Essa minha primeira apresentação nesse programa, com o Língua de Trapo, ocorreu no dia 17 de janeiro de 1984 (mas foi ao ar em 21 de janeiro), com um público de mil e quinhentas pessoas, presentes no teatro do Sesc Pompeia, aproximadamente.
O próximo passo da banda, foi uma micro temporada a ser realizada no Teatro Municipal de Santo André-SP. O Língua de Trapo detinha uma força muito grande nas cidades da região do ABC Paulista, por conta da fama que ali construiu, ao participar de vários comícios monstruosos do PT, por ocasião da campanha de Lula, como candidato ao governo do estado de São Paulo, nas eleições de 1982. E dessa forma, fomos tranquilos para mais uma micro temporada em uma cidade do ABC, por saber que teríamos bom público.
Logo no primeiro dia, durante a passagem de som, eu tive uma surpresa. Não foi uma novidade para os demais, pois já conheciam o personagem que apresentar-se-ia, mas para o meu conhecimento, foi inusitado. Notei que o Laert e o Pituco conversavam animadamente nas poltronas do teatro, com um mendigo! Ao aproximar-me, fui apresentado formalmente ao rapaz, e notei que ele era de fato conhecido deles e não uma pessoa que folcloricamente havia inserido-se a esmo no teatro, por burlar a segurança.
O rapaz era extremamente culto e o teor da conversa estava para lá de surpreendente, pois se tornara óbvio que se ele estava naquela situação de penúria, deve ter sido por conta de um revés inesperado, por que foi evidente que tratava-se de uma pessoa que continha um nível educacional e cultural incompatível com a sua situação social sob penúria, naquele momento.

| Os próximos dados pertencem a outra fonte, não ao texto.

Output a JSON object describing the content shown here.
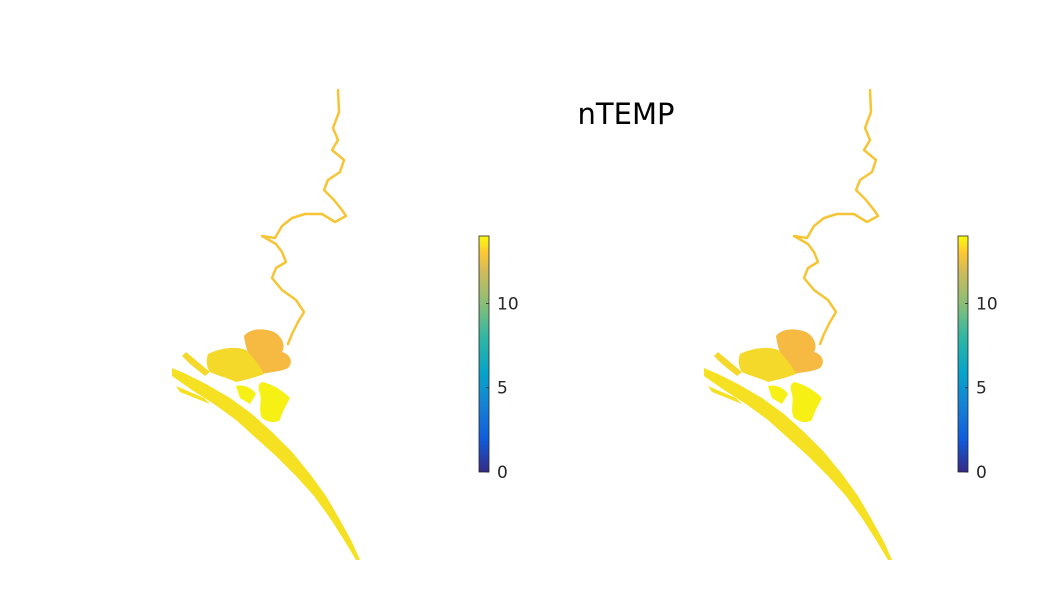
{
  "figure": {
    "title": "nTEMP"
  },
  "chart_data": [
    {
      "type": "heatmap",
      "name": "map-left",
      "colorbar": {
        "colormap": "parula",
        "range": [
          0,
          14
        ],
        "ticks": [
          {
            "value": 0,
            "label": "0"
          },
          {
            "value": 5,
            "label": "5"
          },
          {
            "value": 10,
            "label": "10"
          }
        ]
      },
      "regions": [
        {
          "id": "upper-river",
          "value": 12.5,
          "color": "#f6c536"
        },
        {
          "id": "north-bay",
          "value": 12.0,
          "color": "#f6b942"
        },
        {
          "id": "west-bay",
          "value": 13.0,
          "color": "#f4d92a"
        },
        {
          "id": "central-marsh",
          "value": 14.0,
          "color": "#f7f015"
        },
        {
          "id": "lower-channel",
          "value": 13.5,
          "color": "#f5e021"
        }
      ]
    },
    {
      "type": "heatmap",
      "name": "map-right",
      "colorbar": {
        "colormap": "parula",
        "range": [
          0,
          14
        ],
        "ticks": [
          {
            "value": 0,
            "label": "0"
          },
          {
            "value": 5,
            "label": "5"
          },
          {
            "value": 10,
            "label": "10"
          }
        ]
      },
      "regions": [
        {
          "id": "upper-river",
          "value": 12.5,
          "color": "#f6c536"
        },
        {
          "id": "north-bay",
          "value": 12.0,
          "color": "#f6b942"
        },
        {
          "id": "west-bay",
          "value": 13.0,
          "color": "#f4d92a"
        },
        {
          "id": "central-marsh",
          "value": 14.0,
          "color": "#f7f015"
        },
        {
          "id": "lower-channel",
          "value": 13.5,
          "color": "#f5e021"
        }
      ]
    }
  ]
}
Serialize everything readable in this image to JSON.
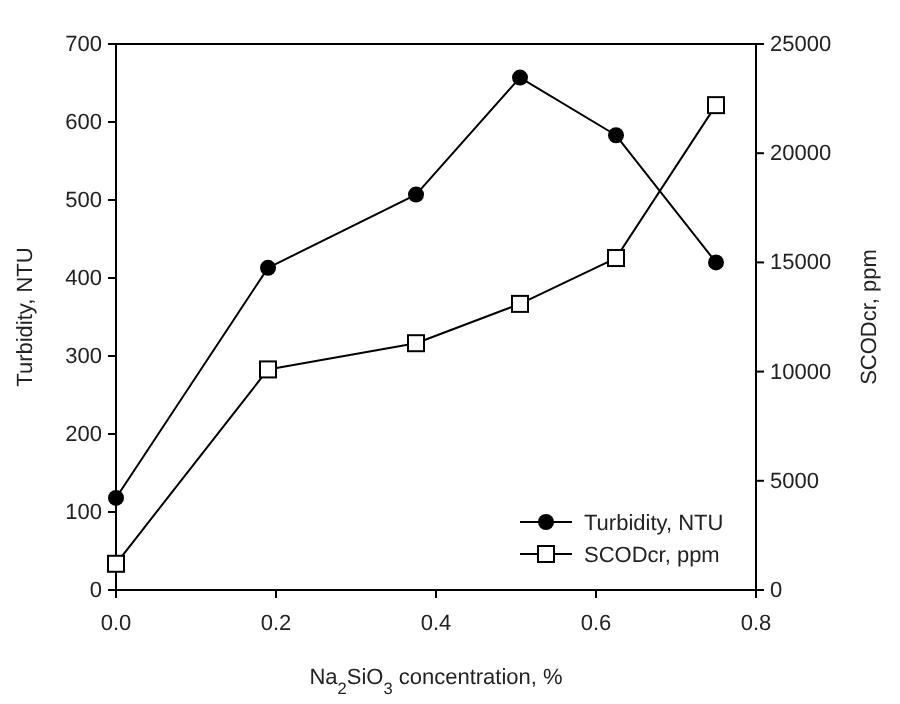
{
  "chart_data": {
    "type": "line",
    "xlabel": "Na$_{2}$SiO$_{3}$ concentration, %",
    "ylabel": "Turbidity, NTU",
    "y2label": "SCODcr, ppm",
    "x": [
      0,
      0.19,
      0.375,
      0.505,
      0.625,
      0.75
    ],
    "series": [
      {
        "name": "Turbidity, NTU",
        "color": "#000000",
        "marker": "circle",
        "values": [
          118,
          413,
          507,
          657,
          583,
          420
        ]
      },
      {
        "name": "SCODcr, ppm",
        "color": "#000000",
        "marker": "square",
        "axis": "y2",
        "values": [
          1200,
          10100,
          11300,
          13100,
          15200,
          22200
        ]
      }
    ],
    "xlim": [
      0,
      0.8
    ],
    "xticks": [
      {
        "value": 0,
        "label": "0.0"
      },
      0.2,
      0.4,
      0.6,
      0.8
    ],
    "ylim": [
      0,
      700
    ],
    "yticks": [
      0,
      100,
      200,
      300,
      400,
      500,
      600,
      700
    ],
    "y2lim": [
      0,
      25000
    ],
    "y2ticks": [
      0,
      5000,
      10000,
      15000,
      20000,
      25000
    ],
    "legend": "bottom right",
    "grid": false,
    "line_style": "solid"
  }
}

Então tudo esclareceu-se: esse rapaz era de fato articulado, pois fora jornalista, todavia, por uma série de fatores alheios à sua vontade, e alinhavados pelo alcoolismo, pôs-se a perder tudo: casa, emprego e família ficaram apenas na sua lembrança, e agora a viver de favores, esmolas e eventuais subempregos, tornara-se praticamente um mendigo. Parecia surreal ver o rapaz maltrapilho e sujo, a citar Dostoievksi, discursar sobre política, arte etc. 
 
Depois desse dia, encontrei-o ocasionalmente uma vez no bairro do Bexiga em São Paulo. Isso ocorreu em uma noite em que o Pitbulls on Crack, a minha banda nos anos noventa, iria tocar em uma casa noturna da Rua 13 de maio, em 1994, ou seja, dez anos depois. Ele aparentava estar a viver sob uma situação um pouco melhor, mas ainda a lutar com muita dificuldade, certamente. E continuava com a sua cultura invejável, a causar espanto para quem costuma julgar as pessoas apenas pela aparência.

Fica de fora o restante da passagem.